Watson wasn’t the only one to get things wrong, of course. Yet, despite others’ failings, tech experts continue to prophecise on the digital landscape of the future, with many marking 2020 as a year by which things will have changed. So, have any of these predictions come true?
The revolution will be automated
Fears that automatrons would take over jobs, society, and eventually the entire human race have existed for decades, helped along by media representations like The Terminator, RoboCop and iRobot. But as recently as 2006, Elon University noted that by the year 2020 “robots and artificial intelligence… will almost completely take over physical work.”
Similarly, futurologist Ian Pearson predicted in 2005 that it would be possible to make a “conscious computer with superhuman levels of intelligence before 2020”. He said, “it would definitely have emotions. If I’m on an aeroplane I want the computer to be more terrified of crashing than I am, so it does everything to stay in the air.”

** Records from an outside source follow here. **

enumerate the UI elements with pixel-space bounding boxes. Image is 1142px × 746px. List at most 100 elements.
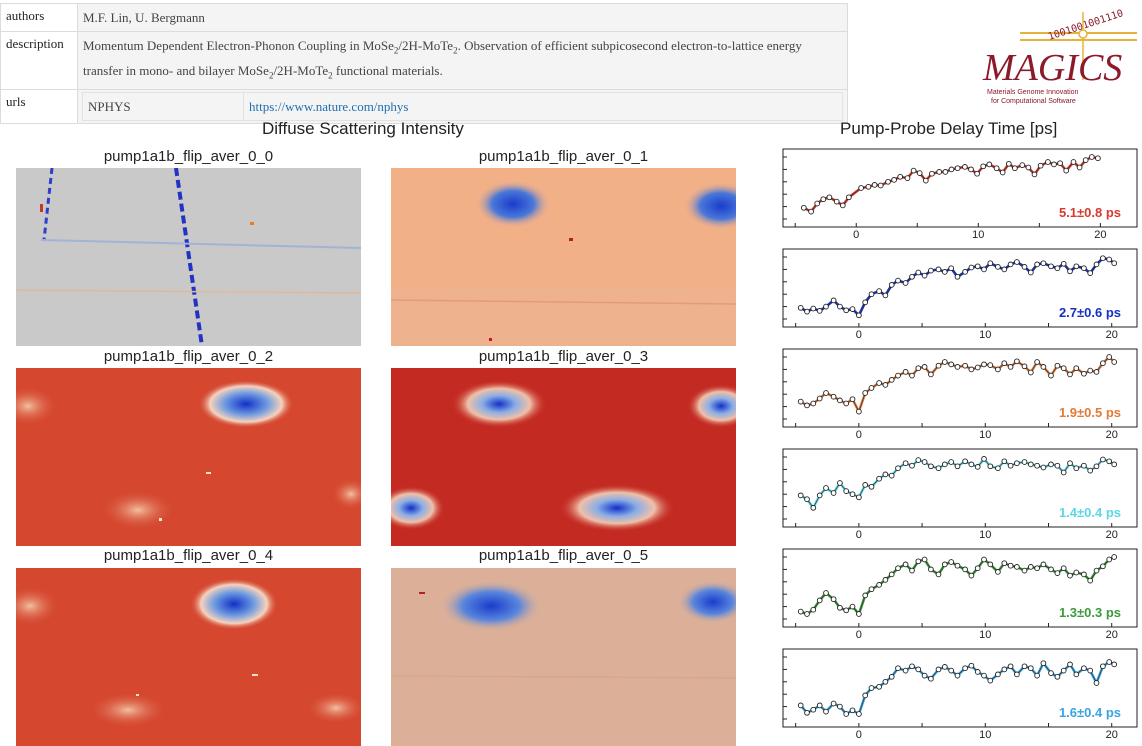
delay-plot-1: 0 10 20 2.7±0.6 ps [782,248,1138,339]
data-point [1001,266,1008,273]
data-point [1106,256,1113,263]
data-point [942,169,949,175]
data-point [999,169,1006,176]
data-point [1040,660,1047,667]
panel-title: pump1a1b_flip_aver_0_0 [103,148,274,165]
data-point [974,669,981,675]
data-point [849,491,856,498]
data-point [1067,460,1073,467]
data-point [1040,364,1047,370]
data-point [935,571,942,578]
x-tick-label: 0 [856,529,862,539]
data-point [915,457,922,463]
data-point [962,665,968,672]
data-point [797,304,804,311]
data-point [849,396,856,403]
data-point [974,170,980,177]
description-text: /2H-MoTe [398,38,454,53]
timescale-annotation: 1.9±0.5 ps [1059,405,1121,420]
data-point [993,165,1000,172]
data-point [1048,263,1054,270]
data-point [862,692,869,699]
data-point [962,362,968,369]
data-point [974,464,981,470]
data-point [974,263,981,270]
data-point [902,280,909,286]
plot-frame [782,548,1138,628]
data-point [1106,458,1113,465]
logo-tagline-1: Materials Genome Innovation [987,89,1079,96]
diffuse-image-4 [16,568,361,746]
data-point [921,459,928,465]
data-point [948,265,955,272]
data-point [1095,155,1101,162]
data-point [830,596,837,603]
data-point [816,308,823,314]
data-point [830,700,837,707]
data-point [865,183,872,190]
diffuse-image-1 [391,168,736,346]
data-point [1093,567,1100,574]
data-point [888,282,895,288]
data-point [800,204,807,211]
data-point [995,465,1001,472]
data-point [1027,269,1034,276]
x-tick-label: 10 [979,529,991,539]
data-point [888,472,895,479]
data-point [895,565,901,572]
data-point [804,496,810,503]
data-point [808,208,814,215]
data-point [1111,661,1118,668]
data-point [862,390,869,396]
data-point [1027,369,1034,376]
data-point [928,463,934,470]
delay-plot-2: 0 10 20 1.9±0.5 ps [782,348,1138,439]
data-point [814,200,821,207]
x-tick-label: 0 [856,329,862,339]
data-point [948,459,955,465]
data-point [1093,463,1100,470]
data-point [823,390,829,396]
data-point [986,161,993,168]
url-link[interactable]: https://www.nature.com/nphys [249,99,409,115]
data-point [868,685,875,691]
data-point [995,569,1001,575]
data-point [1040,260,1047,267]
data-point [1081,665,1087,672]
data-point [1054,570,1061,576]
data-point [935,266,942,273]
data-point [1027,564,1034,570]
diffuse-title: Diffuse Scattering Intensity [262,119,464,138]
x-tick-label: 0 [853,229,859,239]
description-label: description [0,30,78,91]
data-point [980,163,987,170]
data-point [804,308,810,315]
data-point [882,382,889,388]
x-tick-label: 20 [1106,629,1118,639]
data-point [895,465,901,472]
data-point [1037,162,1044,169]
diffuse-image-5 [391,568,736,746]
data-point [974,565,981,572]
data-point [954,463,961,470]
data-point [1034,672,1040,679]
logo-tagline-2: for Computational Software [991,98,1076,105]
logo-word: MAGICS [982,47,1122,89]
data-point [797,702,804,709]
diffuse-image-3 [391,368,736,546]
data-point [804,611,810,617]
data-point [823,485,829,491]
data-point [915,558,922,565]
data-point [1021,459,1028,465]
data-point [954,562,961,569]
description-value: Momentum Dependent Electron-Phonon Coupl… [77,30,848,91]
data-point [1100,360,1106,367]
data-point [816,597,823,604]
data-point [810,606,817,613]
data-point [1021,264,1028,270]
data-point [1007,462,1014,469]
data-point [1048,372,1054,379]
data-point [804,402,810,409]
data-point [1093,680,1100,686]
data-point [1014,358,1020,365]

Well, we’re here in 2020 and so far our planes have a distinct lack of emotion. Reflecting on his predictions, Pearson estimates that AI has progressed 35-40 per cent slower than expected. While we perhaps didn’t meet his timeline, the predictions that technology will displace human jobs are still coming thick and fast. We may have held back the robot revolution but – to paraphrase The Terminator himself – they’ll be back.
Fly me to the moon
In 2009, the co-founder of Space Adventures, Eric Anderson, said that “by 2020 you’ll have seen private citizens circumnavigate the moon”, while SpaceX founder, Elon Musk, said that there would be “serious plans to go to Mars with people.”

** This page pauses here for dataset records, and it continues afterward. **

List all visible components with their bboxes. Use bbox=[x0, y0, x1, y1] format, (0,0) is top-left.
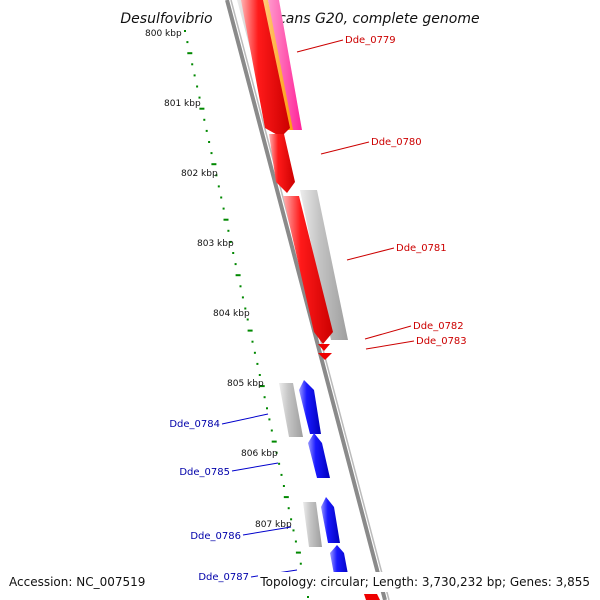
gc-left-dot bbox=[223, 218, 229, 221]
accession-text: Accession: NC_007519 bbox=[9, 575, 145, 589]
gc-left-dot bbox=[247, 329, 253, 332]
gene-label-Dde_0787[interactable]: Dde_0787 bbox=[198, 572, 249, 583]
gc-left-dot bbox=[292, 529, 295, 532]
gene-label-Dde_0786[interactable]: Dde_0786 bbox=[190, 531, 241, 542]
gene-Dde_0783[interactable] bbox=[318, 353, 332, 360]
gene-Dde_0780[interactable] bbox=[269, 134, 295, 193]
topology-text: Topology: circular; Length: 3,730,232 bp… bbox=[259, 575, 590, 589]
callout-line-Dde_0784 bbox=[221, 413, 269, 425]
gc-left-dot bbox=[205, 129, 208, 132]
gene-callouts bbox=[221, 39, 415, 578]
gc-left-dot bbox=[208, 141, 211, 143]
gc-left-dot bbox=[210, 152, 213, 155]
gc-left-dot bbox=[217, 185, 220, 188]
gc-left-dot bbox=[275, 451, 278, 454]
gc-left-dot bbox=[211, 163, 217, 166]
gc-left-dot bbox=[191, 63, 194, 66]
cog-block-0781 bbox=[300, 190, 348, 340]
gene-labels: Dde_0779 Dde_0780 Dde_0781 Dde_0782 Dde_… bbox=[169, 35, 466, 583]
callout-line-Dde_0779 bbox=[296, 39, 344, 53]
kbp-label-807: 807 kbp bbox=[255, 520, 292, 530]
gc-left-dot bbox=[187, 52, 193, 55]
gc-left-dot bbox=[241, 296, 244, 299]
map-title: Desulfovibrio desulfuricans G20, complet… bbox=[120, 11, 479, 27]
gc-left-dot bbox=[263, 396, 266, 399]
callout-line-Dde_0781 bbox=[346, 247, 395, 261]
callout-line-Dde_0785 bbox=[231, 462, 279, 472]
kbp-scale: 800 kbp 801 kbp 802 kbp 803 kbp 804 kbp … bbox=[145, 29, 292, 530]
gc-left-dot bbox=[229, 240, 232, 243]
kbp-label-803: 803 kbp bbox=[197, 239, 234, 249]
callout-line-Dde_0780 bbox=[320, 141, 370, 155]
gene-Dde_0784[interactable] bbox=[299, 380, 321, 434]
gc-left-dot bbox=[299, 562, 302, 565]
gc-left-dot bbox=[227, 229, 230, 232]
gene-label-Dde_0782[interactable]: Dde_0782 bbox=[413, 321, 464, 332]
kbp-label-802: 802 kbp bbox=[181, 169, 218, 179]
gene-label-Dde_0783[interactable]: Dde_0783 bbox=[416, 336, 467, 347]
gc-left-dot bbox=[278, 462, 281, 465]
callout-line-Dde_0782 bbox=[364, 325, 412, 340]
gc-left-dot bbox=[259, 385, 265, 388]
kbp-label-801: 801 kbp bbox=[164, 99, 201, 109]
gc-left-dot bbox=[234, 263, 237, 266]
gc-left-dot bbox=[271, 440, 277, 443]
gc-left-dot bbox=[280, 473, 283, 476]
gc-left-dot bbox=[253, 351, 256, 354]
gc-left-dot bbox=[295, 551, 301, 554]
gene-label-Dde_0785[interactable]: Dde_0785 bbox=[179, 467, 230, 478]
gc-left-dot bbox=[199, 107, 205, 110]
kbp-label-804: 804 kbp bbox=[213, 309, 250, 319]
gc-left-dot bbox=[203, 118, 206, 121]
cog-block-0786 bbox=[303, 502, 322, 547]
gc-left-dot bbox=[251, 340, 254, 343]
gc-left-dot bbox=[196, 85, 199, 88]
callout-line-Dde_0783 bbox=[365, 340, 415, 350]
gene-Dde_0781[interactable] bbox=[283, 196, 333, 344]
gc-left-dot bbox=[282, 485, 285, 487]
gc-left-dot bbox=[193, 74, 196, 77]
gene-Dde_0782[interactable] bbox=[318, 344, 330, 351]
gene-label-Dde_0784[interactable]: Dde_0784 bbox=[169, 419, 220, 430]
gc-left-dot bbox=[184, 30, 186, 32]
gc-left-dot bbox=[290, 518, 293, 521]
forward-strand-genes bbox=[241, 0, 380, 600]
gc-left-dot bbox=[198, 96, 201, 99]
gc-left-dot bbox=[220, 196, 223, 199]
gc-left-dot bbox=[215, 174, 218, 177]
gc-left-dot bbox=[266, 407, 268, 410]
kbp-label-800: 800 kbp bbox=[145, 29, 182, 39]
gene-bottom-edge bbox=[364, 594, 380, 600]
gc-left-dot bbox=[256, 362, 259, 365]
gc-left-dot bbox=[232, 252, 235, 254]
backbone-line-outer bbox=[225, 0, 387, 600]
footer-topology-bg bbox=[258, 572, 594, 592]
gc-left-dot bbox=[246, 318, 249, 321]
gc-left-dot bbox=[268, 418, 271, 421]
gene-Dde_0786[interactable] bbox=[321, 497, 340, 543]
gene-label-Dde_0779[interactable]: Dde_0779 bbox=[345, 35, 396, 46]
gene-label-Dde_0780[interactable]: Dde_0780 bbox=[371, 137, 422, 148]
gc-left-dot bbox=[258, 374, 261, 376]
gc-left-dot bbox=[283, 496, 289, 499]
gc-left-dot bbox=[294, 540, 297, 543]
gene-Dde_0785[interactable] bbox=[308, 433, 330, 478]
magenta-track bbox=[268, 0, 302, 130]
gene-label-Dde_0781[interactable]: Dde_0781 bbox=[396, 243, 447, 254]
gc-left-dot bbox=[186, 41, 189, 44]
callout-line-Dde_0786 bbox=[242, 526, 292, 536]
gc-left-dot bbox=[270, 429, 273, 432]
gc-left-dot bbox=[222, 207, 225, 210]
gc-left-dot bbox=[239, 285, 242, 288]
kbp-label-805: 805 kbp bbox=[227, 379, 264, 389]
gc-left-dot bbox=[244, 307, 247, 310]
cog-block-0784 bbox=[279, 383, 303, 437]
gene-Dde_0779[interactable] bbox=[241, 0, 290, 137]
kbp-label-806: 806 kbp bbox=[241, 449, 278, 459]
gc-left-dot bbox=[307, 596, 309, 598]
gc-left-dot bbox=[235, 274, 241, 277]
gc-left-dot bbox=[287, 507, 290, 510]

Space tourism started to take-off during the last two decades, with some businesses, such as Virgin Galactic, actually selling tickets for the handsome fee of £200,000. This followed the very first space tourist, Dennis Tito, who paid $20 million to visit the International Space Station.

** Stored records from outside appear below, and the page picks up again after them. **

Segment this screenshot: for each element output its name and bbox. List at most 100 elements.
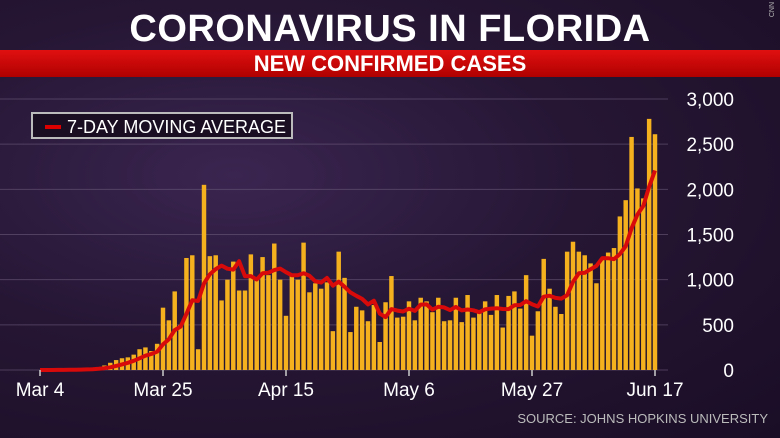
bar (406, 301, 412, 370)
bar (283, 315, 289, 370)
bar (412, 320, 418, 370)
x-axis-ticks: Mar 4 Mar 25 Apr 15 May 6 May 27 Jun 17 (16, 370, 684, 401)
y-tick-label: 3,000 (686, 90, 734, 111)
bar (395, 317, 400, 370)
bar (143, 347, 148, 370)
x-tick-label: May 27 (501, 380, 563, 401)
bar (195, 349, 201, 370)
bar (576, 251, 582, 370)
bar (354, 306, 359, 370)
bar (301, 242, 306, 370)
bars (49, 118, 658, 370)
bar (453, 297, 459, 370)
x-tick-label: May 6 (383, 380, 435, 401)
x-tick-label: Mar 4 (16, 380, 65, 401)
bar (254, 279, 259, 370)
source-credit: SOURCE: JOHNS HOPKINS UNIVERSITY (517, 411, 768, 426)
y-tick-label: 2,000 (686, 180, 734, 201)
bar (348, 332, 353, 370)
legend-label: 7-DAY MOVING AVERAGE (67, 117, 287, 137)
bar (277, 279, 283, 370)
bar (523, 275, 529, 370)
bar (553, 306, 558, 370)
bar (471, 317, 476, 370)
bar (389, 276, 394, 370)
bar (652, 134, 658, 370)
bar (494, 295, 500, 370)
bar (178, 324, 183, 370)
bar (330, 331, 336, 370)
bar (359, 310, 365, 370)
chart-title: CORONAVIRUS IN FLORIDA (129, 8, 651, 50)
bar (594, 283, 599, 370)
legend-line-swatch (45, 125, 61, 129)
bar (242, 290, 248, 370)
bar (477, 311, 482, 370)
bar (225, 279, 230, 370)
bar (459, 322, 464, 370)
bar (512, 291, 517, 370)
moving-average-line (40, 169, 657, 372)
x-tick-label: Apr 15 (258, 380, 314, 401)
y-tick-label: 2,500 (686, 135, 734, 156)
bar (313, 283, 318, 370)
bar (646, 118, 652, 370)
chart-subtitle-banner: NEW CONFIRMED CASES (0, 50, 780, 77)
bar (295, 279, 300, 370)
bar (500, 327, 505, 370)
bar (430, 312, 435, 370)
bar (201, 184, 207, 370)
bar (641, 198, 646, 370)
bar (272, 243, 277, 370)
bar (236, 290, 242, 370)
bar (154, 343, 160, 370)
bar (541, 258, 546, 370)
bar (582, 255, 587, 370)
y-tick-label: 1,500 (686, 226, 734, 247)
bar (629, 136, 634, 370)
y-tick-label: 1,000 (686, 271, 734, 292)
y-axis-ticks: 0 500 1,000 1,500 2,000 2,500 3,000 (686, 90, 734, 382)
bar (518, 308, 523, 370)
bar (605, 252, 611, 370)
bar (324, 282, 330, 370)
bar (207, 256, 213, 370)
bar (441, 321, 447, 370)
x-tick-label: Jun 17 (626, 380, 683, 401)
bar (365, 321, 371, 370)
bar (600, 259, 605, 370)
bar (231, 261, 236, 370)
bar (149, 351, 154, 370)
bar (418, 297, 423, 370)
bar (219, 300, 224, 370)
bar (623, 200, 628, 370)
bar (611, 248, 617, 370)
bar (371, 304, 377, 370)
bar (400, 316, 406, 370)
bar (529, 335, 535, 370)
bar (635, 188, 640, 370)
bar (488, 314, 494, 370)
y-tick-label: 500 (702, 316, 734, 337)
bar (424, 301, 429, 370)
bar (564, 251, 570, 370)
bar (190, 255, 195, 370)
legend: 7-DAY MOVING AVERAGE (31, 112, 293, 139)
bar (260, 257, 265, 370)
bar (307, 292, 312, 370)
bar (377, 341, 382, 370)
bar (570, 241, 576, 370)
bar (213, 255, 218, 370)
x-tick-label: Mar 25 (133, 380, 192, 401)
bar (248, 254, 254, 370)
bar (506, 295, 511, 370)
bar (447, 320, 453, 370)
bar (336, 251, 341, 370)
bar (318, 288, 324, 370)
bar (588, 263, 593, 370)
bar (383, 302, 388, 370)
bar (465, 295, 470, 370)
y-tick-label: 0 (723, 361, 734, 382)
bar (535, 311, 541, 370)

Still, “space” is a long way from the moon, and the moon is millions of miles from Mars. Recent reports predict that the first manned space flight to the red planet is unlikely to take place until the 2030s, so it may well be that we return to this article at the end of this decade.
Entrepreneurs in space tourism, however, are still optimistic that there will be private-citizen space travel in the next few years.
Beam me up, Scotty
Though it still seems a long way-off, technology expert, Michael J. O’Farrell, predicted that 2020 would be the dawn of the “nanomobility era” and that both teleportation and telepathy would be possible by now.
In his 2014 book, Shift 2020, O’Farrell claimed that teleportation would be “commonplace” by the year 2040. Although this seems more like science-fiction than reality, researchers in China have proved that teleportation is achievable – in 2017, a photon was teleported from the ground to a satellite orbiting more than 500km above. So, while we don’t yet have the available technology to teleport, it’s not outside the realms of possibility.
And that is a common theme running through these predictions; the theory is there, but the timing of the practical realisation of that theory is off. We don’t yet have personal instant travel to a far-off destination, weekends-away in space or robot butlers, but we do have proof of concept, billions of dollars of investment and assistant automatrons in the form of Alexa and Siri.
So, while it’s tempting to scoff at these past predictions which leave the experts slightly red-faced, it might still be the prophets who have the last laugh. In the case of these forecasts, the big question is not “if” but “when”.